Я кивнул и какое-то время просто сидел, глядя на него, затем внезапно выпрямился в кресле и выпалил:
Что заставило вас считать, что это было самоубийство?
Ну же, мистер Гудвин Он улыбнулся мне даже печальнее прежнего. Неужели все детективы одинаковы? Вам прекрасно известно, почему я считаю это самоубийством. К такому выводу пришла полиция, и на это указывают все обстоятельства.

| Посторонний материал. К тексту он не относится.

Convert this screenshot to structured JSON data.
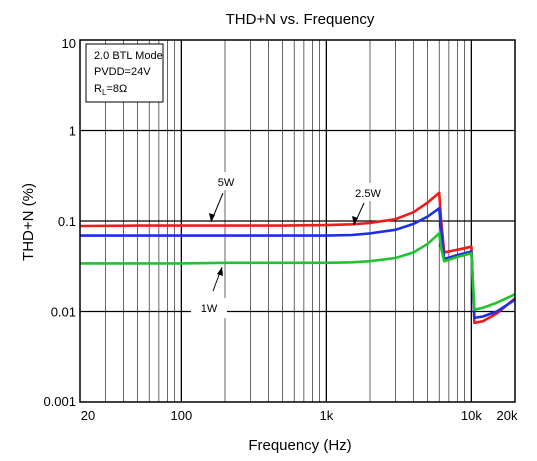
{
  "chart_data": {
    "type": "line",
    "title": "THD+N vs. Frequency",
    "xlabel": "Frequency (Hz)",
    "ylabel": "THD+N (%)",
    "x_scale": "log",
    "y_scale": "log",
    "xlim": [
      20,
      20000
    ],
    "ylim": [
      0.001,
      10
    ],
    "grid": true,
    "x_ticks": [
      {
        "value": 20,
        "label": "20"
      },
      {
        "value": 100,
        "label": "100"
      },
      {
        "value": 1000,
        "label": "1k"
      },
      {
        "value": 10000,
        "label": "10k"
      },
      {
        "value": 20000,
        "label": "20k"
      }
    ],
    "y_ticks": [
      {
        "value": 0.001,
        "label": "0.001"
      },
      {
        "value": 0.01,
        "label": "0.01"
      },
      {
        "value": 0.1,
        "label": "0.1"
      },
      {
        "value": 1,
        "label": "1"
      },
      {
        "value": 10,
        "label": "10"
      }
    ],
    "conditions": {
      "line1": "2.0 BTL Mode",
      "line2": "PVDD=24V",
      "line3_main": "R",
      "line3_sub": "L",
      "line3_rest": "=8Ω"
    },
    "series": [
      {
        "name": "5W",
        "color": "#ee1c1c",
        "x": [
          20,
          50,
          100,
          200,
          500,
          1000,
          1500,
          2000,
          3000,
          4000,
          5000,
          6000,
          6200,
          6500,
          8000,
          10000,
          10500,
          12000,
          15000,
          20000
        ],
        "y": [
          0.088,
          0.089,
          0.089,
          0.089,
          0.089,
          0.09,
          0.092,
          0.095,
          0.105,
          0.125,
          0.16,
          0.205,
          0.1,
          0.045,
          0.048,
          0.052,
          0.0075,
          0.0078,
          0.0095,
          0.014
        ]
      },
      {
        "name": "2.5W",
        "color": "#1c2ee6",
        "x": [
          20,
          50,
          100,
          200,
          500,
          1000,
          1500,
          2000,
          3000,
          4000,
          5000,
          6000,
          6200,
          6500,
          8000,
          10000,
          10500,
          12000,
          15000,
          20000
        ],
        "y": [
          0.069,
          0.069,
          0.069,
          0.069,
          0.069,
          0.069,
          0.07,
          0.073,
          0.08,
          0.093,
          0.112,
          0.138,
          0.08,
          0.038,
          0.042,
          0.046,
          0.0085,
          0.0088,
          0.01,
          0.0135
        ]
      },
      {
        "name": "1W",
        "color": "#22c22e",
        "x": [
          20,
          50,
          100,
          200,
          500,
          1000,
          1500,
          2000,
          3000,
          4000,
          5000,
          6000,
          6200,
          6500,
          8000,
          10000,
          10500,
          12000,
          15000,
          20000
        ],
        "y": [
          0.034,
          0.034,
          0.034,
          0.0345,
          0.0345,
          0.0345,
          0.035,
          0.036,
          0.039,
          0.045,
          0.056,
          0.073,
          0.05,
          0.036,
          0.04,
          0.044,
          0.0105,
          0.011,
          0.0125,
          0.0155
        ]
      }
    ],
    "annotations": [
      {
        "series": "5W",
        "text": "5W"
      },
      {
        "series": "2.5W",
        "text": "2.5W"
      },
      {
        "series": "1W",
        "text": "1W"
      }
    ]
  }
}
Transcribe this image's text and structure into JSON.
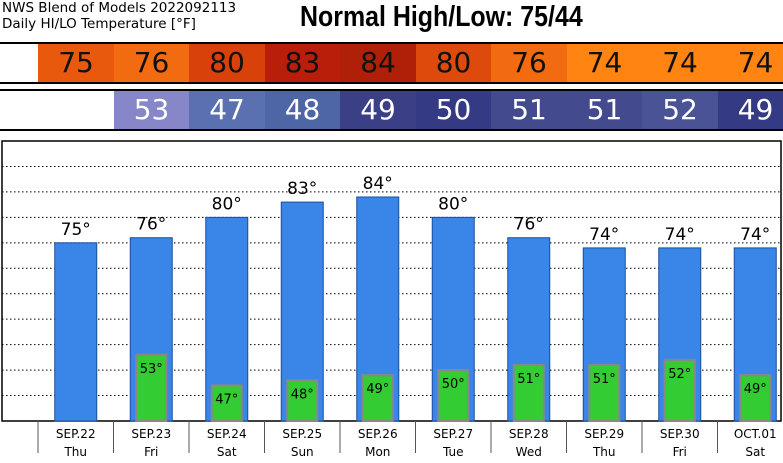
{
  "header": {
    "title_line1": "NWS Blend of Models 2022092113",
    "title_line2": "Daily HI/LO Temperature [°F]",
    "normal_label": "Normal High/Low:  75/44"
  },
  "strips": {
    "highs": [
      "75",
      "76",
      "80",
      "83",
      "84",
      "80",
      "76",
      "74",
      "74",
      "74"
    ],
    "lows": [
      "",
      "53",
      "47",
      "48",
      "49",
      "50",
      "51",
      "51",
      "52",
      "49"
    ],
    "high_colors": [
      "#e8580d",
      "#f26b10",
      "#d8420a",
      "#b81e0a",
      "#b02008",
      "#de4a0c",
      "#f26b10",
      "#ff8412",
      "#ff8412",
      "#ff8412"
    ],
    "low_colors": [
      "#ffffff",
      "#8686c8",
      "#5b70b0",
      "#4e66a6",
      "#3a3f86",
      "#353a84",
      "#434a8e",
      "#434a8e",
      "#4a5396",
      "#353a84"
    ]
  },
  "chart_data": {
    "type": "bar",
    "categories": [
      "SEP.22",
      "SEP.23",
      "SEP.24",
      "SEP.25",
      "SEP.26",
      "SEP.27",
      "SEP.28",
      "SEP.29",
      "SEP.30",
      "OCT.01"
    ],
    "weekdays": [
      "Thu",
      "Fri",
      "Sat",
      "Sun",
      "Mon",
      "Tue",
      "Wed",
      "Thu",
      "Fri",
      "Sat"
    ],
    "series": [
      {
        "values": [
          75,
          76,
          80,
          83,
          84,
          80,
          76,
          74,
          74,
          74
        ],
        "color": "#3a86e8"
      },
      {
        "values": [
          null,
          53,
          47,
          48,
          49,
          50,
          51,
          51,
          52,
          49
        ],
        "color": "#33cc33"
      }
    ],
    "high_labels": [
      "75°",
      "76°",
      "80°",
      "83°",
      "84°",
      "80°",
      "76°",
      "74°",
      "74°",
      "74°"
    ],
    "low_labels": [
      "",
      "53°",
      "47°",
      "48°",
      "49°",
      "50°",
      "51°",
      "51°",
      "52°",
      "49°"
    ],
    "ylim": [
      40,
      95
    ],
    "grid": true,
    "legend": "none"
  }
}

Виноват, ухмыльнулся я. Я ведь обещал обойтись без каверзных вопросов, не так ли? Если вы готовы допустить, что детективу в голову может прийти какая-либо идея, то моя вам известна. Была ли у Пола Чапина возможность подбросить нитроглицериновые пилюли в виски Дрейера? У того невежественного детектива и всех великолепных копов, судя по всему, сложилось впечатление, будто вы уверены, что такой возможности у него не было.
Доктор Элкус кивнул:
Я потрудился создать подобное впечатление. Вы, естественно, в курсе, что и мистер Сантини согласен со мной. Мы совершенно уверены, что Пол не мог этого сделать. Он приехал в галерею вместе с нами, и в кабинет мы зашли все вместе. Пол сидел слева от меня, возле двери, по меньшей мере в шести футах от Юджина. Единственный стакан, к которому он прикасался, был его собственный. Юджин приготовил напитки и раздал стаканы, а второй порции уже не последовало. Когда мы покидали кабинет, Пол вышел в дверь передо мной. А мистер Сантини удалился первым.
Ну да. Именно так в протоколе. Но в скандале, подобном этому, где столько волнений, наверняка были всякие перемещения, кто-то вставал и садился, кто-то ходил туда-сюда
Ничего подобного. Никто не волновался, кроме, пожалуй, Юджина. Он единственный вставал из кресла.
Переодевал ли он пиджак, надевал ли его и так далее, после того как вы пришли в галерею?
Нет. Он был в визитке. И он не переодевался.
Пузырек с остатками нитроглицерина был обнаружен в кармане его пиджака.
Понятно.
Я откинулся назад и снова внимательно посмотрел на него. Я отдал бы «родстер» и пару покрышек в придачу, чтобы узнать, врет ли он. Он был так же непонятен мне, как и Пол Чапин. Мне явно было не по зубам то, что я в нем видел. Я зашел с другой стороны:
Не придете ли вы завтра в час дня на ланч с мистером Ниро Вулфом?
К сожалению, нет. Я буду занят.
В пятницу?
Нет, покачал он головой. Ни в какой день. Вы допускаете ошибку относительно меня, мистер Гудвин. Я вовсе не узел, который надо развязать, и не орешек, чтобы расколоть. Оставьте надежду, что я ввожу вас в заблуждение, как большинство остальных. Я действительно столь же прост, каковым и кажусь. И оставьте надежду доказать вину Пола Чапина в смерти Юджина Дрейера. Это невозможно. Я знаю, я там был.